The Redskins have had 14 first-round picks since the turn of the millennium, and some of them were home runs

The NFL Draft is a crapshoot. No matter what the film and stats show, so many variables go in to determining whether a player will succeed at the highest level. The Washington Redskins have tried their best at this glorified guessing game through the years -- with notable booms and busts along the way. In the first part of this series, Breaking Burgundy takes a look at the franchise's three best first-round draft selections of the 21st century.

3. Sean Taylor - 5th overall pick of the 2007 NFL Draft

One could argue that LaVar Arrington, Ryan Kerrigan or Brian Orakpo is more deserving of this spot than Taylor, who played only 57 games in the NFL. But you can't discount how great Taylor was for those 57 games. He was a two-time Pro Bowl selection and recorded 12 interceptions. His fumble recovery for a touchdown against the Tampa Bay Buccaneers in the playoffs and his blocked field goal return against the Dallas Cowboys to set up a walk-off victory are the stuff of Redskins lore. Potential Hall of Fame candidate London Fletcher played with Taylor for only a short time but said he would have been a Hall of Famer himself. An extraordinary player gone too soon, Taylor's greatness will live on forever.
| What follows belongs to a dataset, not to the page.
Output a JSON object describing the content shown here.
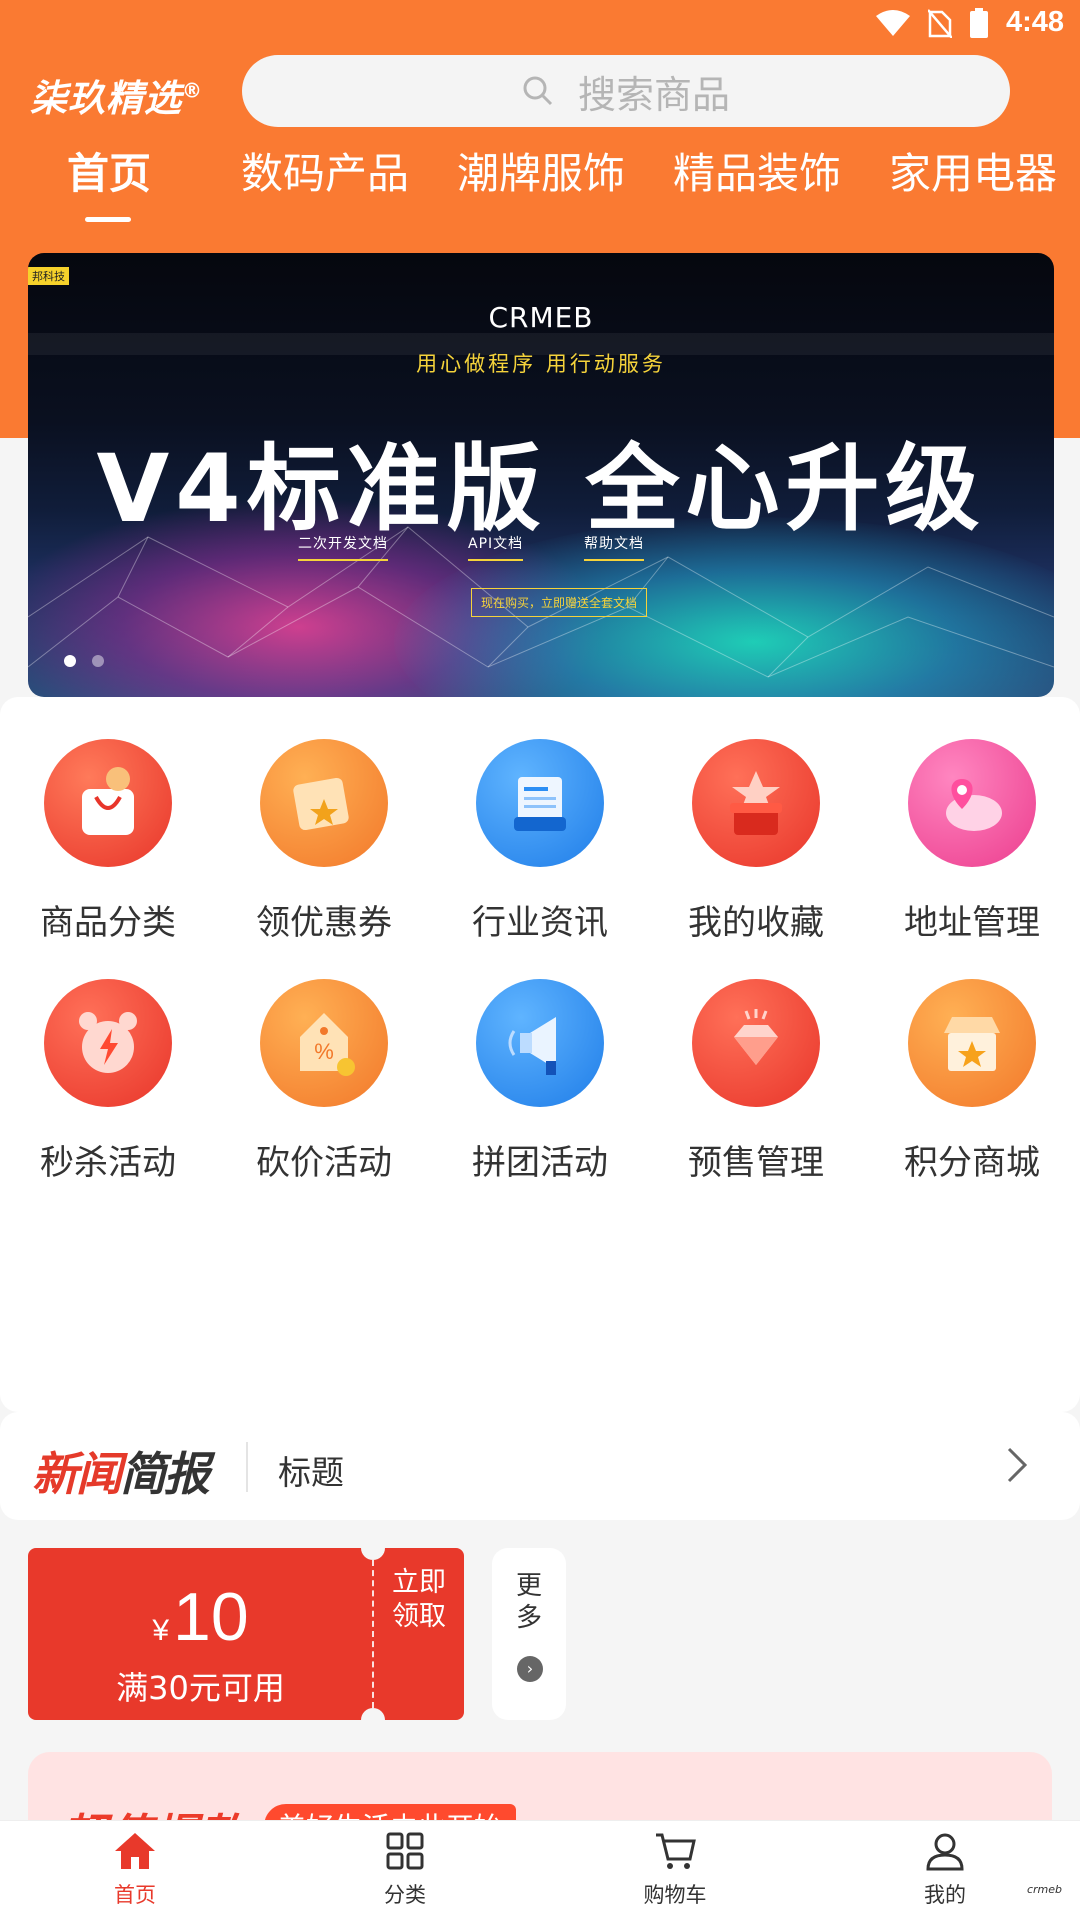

2. Trent Williams - 4th overall pick of the 2010 NFL Draft

When Samuels announced his retirement in March 2010, the Redskins went hunting for their next blind side protector immediately. And Bruce Allen's first pick as general manager has not disappointed. Williams is a decorated four-time Pro Bowler and still a top-notch player in the pass and the run game. The athleticism contained within his 6-foot-5, 320-pound body is beyond belief. It's what continues to make him a premier left tackle in the eyes of his peers.


1. Chris Samuels - 3rd overall pick of the 2000 NFL Draft

It is hard to quantify the value of an offensive lineman due to the position's lack of meaningful statistics. But whenever this Alabama stud suited up for Washington, you saw his dominance over defenders as he cleared the way for Stephen Davis, Clinton Portis, Ladell Betts and others during his decade in the NFL. Samuels went to six Pro Bowls, was a 2001 All-Pro selection and started 88 percent of the potential 160 regular-season games he could have played in.

Former Redskins offensive line coach Joe Bugel put it best years ago:

"Excellent athlete, good run man and pass blocker, and can run like a deer."


Five years from now, we may be able to look at Brandon Scherff and Josh Doctson as being worthy of this list, but their careers are just beginning as they look to make current GM Scot McCloughan proud.